É precisamente na encenação das peças de Ibsen que o método do encenador


naturalista revela-se de forma particularmente clara.

Uma obra dramática é feita de uma série de cenas. E cada uma dessa partes distintas é
analisada em detalhe. Essa análise detalhada é aprofundada pelo encenador, que decupa
o drama em minúsculas cenas. Depois, todas essas partes minuciosamente analisadas
são reunidas para fazer delas um todo.

Essa operação que reúne as partes para fazer delas um todo pertence à arte da
encenação, mas quando eu falo do trabalho analítico do encenador naturalista, não
penso no trabalho que funde em um único conjunto as criações do poeta, do ator, do
músico, do cenógrafo e do próprio encenador.

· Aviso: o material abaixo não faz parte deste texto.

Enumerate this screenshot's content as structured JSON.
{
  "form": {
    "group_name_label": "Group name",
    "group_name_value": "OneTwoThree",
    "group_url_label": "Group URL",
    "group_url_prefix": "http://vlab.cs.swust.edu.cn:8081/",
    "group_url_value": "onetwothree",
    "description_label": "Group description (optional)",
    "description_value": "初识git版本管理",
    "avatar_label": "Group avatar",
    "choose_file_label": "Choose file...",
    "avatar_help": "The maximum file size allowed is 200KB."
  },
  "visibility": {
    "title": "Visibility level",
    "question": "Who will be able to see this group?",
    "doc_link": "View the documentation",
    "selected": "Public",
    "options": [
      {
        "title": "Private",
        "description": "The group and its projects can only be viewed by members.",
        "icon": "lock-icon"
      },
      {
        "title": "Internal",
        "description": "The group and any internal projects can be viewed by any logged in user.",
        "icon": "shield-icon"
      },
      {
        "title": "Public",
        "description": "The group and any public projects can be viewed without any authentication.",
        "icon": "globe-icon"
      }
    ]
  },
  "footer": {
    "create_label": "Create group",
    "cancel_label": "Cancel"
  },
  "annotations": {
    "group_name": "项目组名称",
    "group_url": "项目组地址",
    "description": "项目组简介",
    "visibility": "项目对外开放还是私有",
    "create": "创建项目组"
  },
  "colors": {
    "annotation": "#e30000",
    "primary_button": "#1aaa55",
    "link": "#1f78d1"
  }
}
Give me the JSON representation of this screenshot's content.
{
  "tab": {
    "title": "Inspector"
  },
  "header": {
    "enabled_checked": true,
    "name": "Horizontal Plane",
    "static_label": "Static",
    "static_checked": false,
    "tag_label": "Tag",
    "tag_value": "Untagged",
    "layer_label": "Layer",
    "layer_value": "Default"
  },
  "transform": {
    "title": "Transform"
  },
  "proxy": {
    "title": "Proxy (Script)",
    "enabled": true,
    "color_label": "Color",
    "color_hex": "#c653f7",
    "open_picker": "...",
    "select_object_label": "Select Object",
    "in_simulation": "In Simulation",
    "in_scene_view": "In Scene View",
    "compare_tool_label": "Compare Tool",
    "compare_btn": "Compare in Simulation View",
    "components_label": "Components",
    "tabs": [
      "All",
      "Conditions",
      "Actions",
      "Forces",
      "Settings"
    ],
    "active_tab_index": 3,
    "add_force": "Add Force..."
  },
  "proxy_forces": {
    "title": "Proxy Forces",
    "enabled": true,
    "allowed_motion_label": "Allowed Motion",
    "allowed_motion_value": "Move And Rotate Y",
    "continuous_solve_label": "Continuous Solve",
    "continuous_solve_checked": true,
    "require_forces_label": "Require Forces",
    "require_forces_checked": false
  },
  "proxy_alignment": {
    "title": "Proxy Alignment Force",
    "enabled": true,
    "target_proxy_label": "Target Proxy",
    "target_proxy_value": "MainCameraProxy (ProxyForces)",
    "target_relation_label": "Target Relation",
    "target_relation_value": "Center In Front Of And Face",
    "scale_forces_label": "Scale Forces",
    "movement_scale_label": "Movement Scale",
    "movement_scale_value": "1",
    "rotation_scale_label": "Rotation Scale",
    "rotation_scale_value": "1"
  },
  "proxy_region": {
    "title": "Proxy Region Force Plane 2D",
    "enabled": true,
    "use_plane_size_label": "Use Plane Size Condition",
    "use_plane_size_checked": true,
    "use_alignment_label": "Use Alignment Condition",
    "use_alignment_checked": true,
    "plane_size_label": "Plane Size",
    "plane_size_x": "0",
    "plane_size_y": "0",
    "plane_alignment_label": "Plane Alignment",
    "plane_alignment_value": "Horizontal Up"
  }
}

O célebre crítico do século XVIII, Pope (12), em seu poema didático Ensaio sobre a
crítica (1711), enumera as causas que impedem o crítico de chegar a julgamentos
precisos. Ele assinala, entre outras, o hábito de prestar excessiva atenção ao particular,
enquanto que o primeiro objetivo do crítico deveria ser o de colocar-se no ponto de vista
do próprio autor, a fim de, com um só olhar, abarcar a obra em sua totalidade.

Pode-se dizer o mesmo do encenador.

Pois o encenador naturalista, ao aprofundar sua análise decompondo a obra, deixa de


ver o conjunto. Apaixonado por um trabalho de filigrana, pela realização de algumas
cenas que oferecem um material fecundo à sua imaginação criadora, que são uma mina
de "traços característicos", ele acaba por violar o equilíbrio, a harmonia do conjunto.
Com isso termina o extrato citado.